Le commerce entre l’Algérie et l’Espagne retrouve son niveau d’avant-crise. Après plus de deux ans de gel causé par la tension diplomatique liée au Sahara occidental, les exportations espagnoles repartent à la hausse. Selon les données officielles, entre janvier et mai 2025, elles ont progressé de 162 % par rapport à la même période en 2024, atteignant environ 900 millions d’euros, des montants proches de ceux de 2022, rapporte ce lundi 4 août le média espagnol El Independiente.
Rien qu’en mai dernier, l’Espagne a exporté 217 millions d’euros vers l’Algérie, ce qui représente une augmentation de 298 % par rapport à mai 2024, où les exportations s’élevaient à 54,5 millions d’euros, selon la même source.
La reprise est particulièrement visible dans l’industrie céramique. « L’Algérie a repris son activité commerciale avec force, avec des chiffres très proches de ceux d’avant 2022 », explique Manuel Breva, secrétaire général de l’ANFFECC, l’association des producteurs espagnols de frittes, émaux et pigments pour céramique. L’Algérie redevient ainsi le deuxième marché d’exportation pour ce secteur, derrière l’Italie, alors qu’il avait été presque fermé pendant le blocage.
Installées surtout à Castellón, les entreprises espagnoles ont regagné le terrain perdu face à l’Italie et à la Turquie. Rien qu’en janvier et février 2025, elles ont vendu en Algérie pour 17,8 millions d’euros de produits céramiques, un chiffre proche des 19 millions facturés à l’Italie.
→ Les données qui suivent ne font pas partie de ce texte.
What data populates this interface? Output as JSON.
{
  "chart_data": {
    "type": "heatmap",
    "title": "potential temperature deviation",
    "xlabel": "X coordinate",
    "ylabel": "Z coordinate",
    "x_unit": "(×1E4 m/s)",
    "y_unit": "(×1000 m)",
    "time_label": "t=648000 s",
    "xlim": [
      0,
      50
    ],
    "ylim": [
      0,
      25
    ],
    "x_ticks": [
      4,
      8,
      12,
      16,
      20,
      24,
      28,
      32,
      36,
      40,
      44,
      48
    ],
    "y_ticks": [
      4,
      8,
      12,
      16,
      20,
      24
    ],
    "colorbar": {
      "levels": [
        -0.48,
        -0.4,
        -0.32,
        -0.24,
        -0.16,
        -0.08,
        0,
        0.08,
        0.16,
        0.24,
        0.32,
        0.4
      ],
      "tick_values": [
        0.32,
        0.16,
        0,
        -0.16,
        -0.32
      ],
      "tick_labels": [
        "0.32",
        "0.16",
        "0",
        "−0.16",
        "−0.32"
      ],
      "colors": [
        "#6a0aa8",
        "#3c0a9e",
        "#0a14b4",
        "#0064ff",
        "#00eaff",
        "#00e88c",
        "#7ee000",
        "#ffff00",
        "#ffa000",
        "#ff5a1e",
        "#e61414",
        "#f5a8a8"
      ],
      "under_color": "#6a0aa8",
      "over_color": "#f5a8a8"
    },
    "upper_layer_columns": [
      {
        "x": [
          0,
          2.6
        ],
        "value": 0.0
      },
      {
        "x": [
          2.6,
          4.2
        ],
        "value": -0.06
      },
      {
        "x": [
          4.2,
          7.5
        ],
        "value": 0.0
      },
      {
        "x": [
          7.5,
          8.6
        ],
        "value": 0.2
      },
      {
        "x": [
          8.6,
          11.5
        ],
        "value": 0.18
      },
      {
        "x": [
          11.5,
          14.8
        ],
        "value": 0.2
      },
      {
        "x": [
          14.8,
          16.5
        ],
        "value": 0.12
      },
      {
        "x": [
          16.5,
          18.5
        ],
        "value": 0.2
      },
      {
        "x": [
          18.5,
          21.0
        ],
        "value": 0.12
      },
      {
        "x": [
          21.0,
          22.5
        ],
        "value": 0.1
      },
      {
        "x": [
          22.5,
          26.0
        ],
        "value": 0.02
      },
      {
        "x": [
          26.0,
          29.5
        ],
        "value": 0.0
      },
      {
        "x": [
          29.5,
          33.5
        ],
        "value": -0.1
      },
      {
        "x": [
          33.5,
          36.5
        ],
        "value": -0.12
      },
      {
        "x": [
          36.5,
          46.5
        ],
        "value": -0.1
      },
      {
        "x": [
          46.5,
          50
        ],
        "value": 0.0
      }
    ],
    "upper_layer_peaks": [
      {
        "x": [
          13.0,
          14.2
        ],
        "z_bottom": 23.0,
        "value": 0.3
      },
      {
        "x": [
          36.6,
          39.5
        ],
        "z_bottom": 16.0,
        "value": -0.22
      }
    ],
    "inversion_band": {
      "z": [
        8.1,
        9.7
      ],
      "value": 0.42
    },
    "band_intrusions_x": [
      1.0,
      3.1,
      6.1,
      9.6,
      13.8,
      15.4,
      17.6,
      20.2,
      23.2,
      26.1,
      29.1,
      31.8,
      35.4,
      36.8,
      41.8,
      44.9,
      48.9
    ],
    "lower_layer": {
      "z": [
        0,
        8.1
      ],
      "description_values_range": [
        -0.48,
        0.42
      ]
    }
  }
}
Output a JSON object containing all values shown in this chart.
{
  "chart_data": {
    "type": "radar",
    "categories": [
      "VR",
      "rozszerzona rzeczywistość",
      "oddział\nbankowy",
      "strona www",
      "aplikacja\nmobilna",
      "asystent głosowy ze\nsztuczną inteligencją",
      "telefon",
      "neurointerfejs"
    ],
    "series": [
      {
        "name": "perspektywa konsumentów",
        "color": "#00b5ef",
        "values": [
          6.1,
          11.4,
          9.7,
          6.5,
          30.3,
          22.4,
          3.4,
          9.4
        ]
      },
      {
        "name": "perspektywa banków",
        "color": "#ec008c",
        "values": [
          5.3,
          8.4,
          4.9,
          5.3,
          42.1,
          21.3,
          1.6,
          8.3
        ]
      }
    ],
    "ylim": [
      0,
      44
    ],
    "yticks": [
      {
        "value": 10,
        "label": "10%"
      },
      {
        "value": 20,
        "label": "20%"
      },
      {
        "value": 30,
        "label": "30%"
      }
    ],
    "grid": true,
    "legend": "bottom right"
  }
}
En deux mois, ces ventes ont doublé le volume exporté par la Turquie vers l’Algérie pour toute l’année 2024.
La reprise concerne aussi d’autres secteurs. « Nous sommes déjà à des niveaux d’avant la crise », indique Djamal Eddine Bouabdallah, président du Cercle de commerce et d’industrie algéro-espagnol, cité par El Independiente. Selon lui, malgré un certain protectionnisme algérien, il existe « beaucoup de force et d’opportunités » dans l’agroalimentaire, les composants industriels et les chaînes de valeur. Les exportations espagnoles concernent surtout les voitures, la viande, la chimie, la machinerie et les équipements électriques.
« Nous sommes déjà à des niveaux d’avant la crise »
Pour M. Bouabdallah, la proximité géographique est un atout : « Nous sommes à seulement huit heures de bateau. Nous pouvons construire une intégration industrielle ». Il estime que la coopération économique peut se développer même sans nouveaux accords politiques.
Entre juin 2022 et novembre 2024, l’Algérie avait imposé un blocage quasi total aux échanges avec l’Espagne, en réaction au soutien espagnol au plan d’autonomie marocain pour le Sahara occidental. Durant 882 jours, les exportations espagnoles sont passées de 2,9 milliards d’euros en 2019 à 332 millions en 2023, et 8 934 entreprises ont cessé leurs ventes vers l’Algérie. Le déblocage est intervenu le 6 novembre 2024, quand la Banque d’Algérie a levé les restrictions bancaires.
Le gaz n’a, lui, jamais été interrompu. « C’est l’une des leçons de cette crise : même au moment le plus grave, l’Algérie a respecté ses engagements », souligne l’ancien ministre et ex-ambassadeur à Madrid Abdelaziz Rahabi, cité par le même média. En juin 2025, l’Algérie reste le deuxième fournisseur de gaz de l’Espagne via le gazoduc Medgaz, avec environ 26 à 30 % du volume mensuel, derrière les États-Unis et devant la Russie.
Selon le journal espagnol, les relations politiques, elles, avancent plus lentement. Les autorités algériennes restent méfiantes envers le gouvernement de Pedro Sánchez et son ministre des Affaires étrangères José Manuel Albares. Mais pour les entreprises, le marché offre des perspectives.
Certaines sociétés espagnoles installées en Algérie depuis une décennie ont vu leur investissement initial « multiplié par dix », selon Bouabdallah, preuve qu’avec une vision à long terme, le marché algérien répond. Les ports espagnols profitent également de cette reprise : en 2024, les liaisons maritimes avec Oran et Ghazaouet ont transporté 68 258 tonnes de marchandises et 91 000 passagers, en hausse de 137 % par rapport à 2023.
Pour Bouabdallah, la clé est de connaître le marché et d’avancer progressivement : « Nous ne sommes pas dans le même cadre que les relations entre le Maroc et l’Espagne. Il y a beaucoup de potentiel. Avec l’Algérie, il existe une ancienne culture d’échanges. Nous pouvons bien progresser avec l’Espagne et nous n’avons pas besoin d’attendre les autorités. Nous pouvons développer les échanges entre les entreprises des deux côtés ».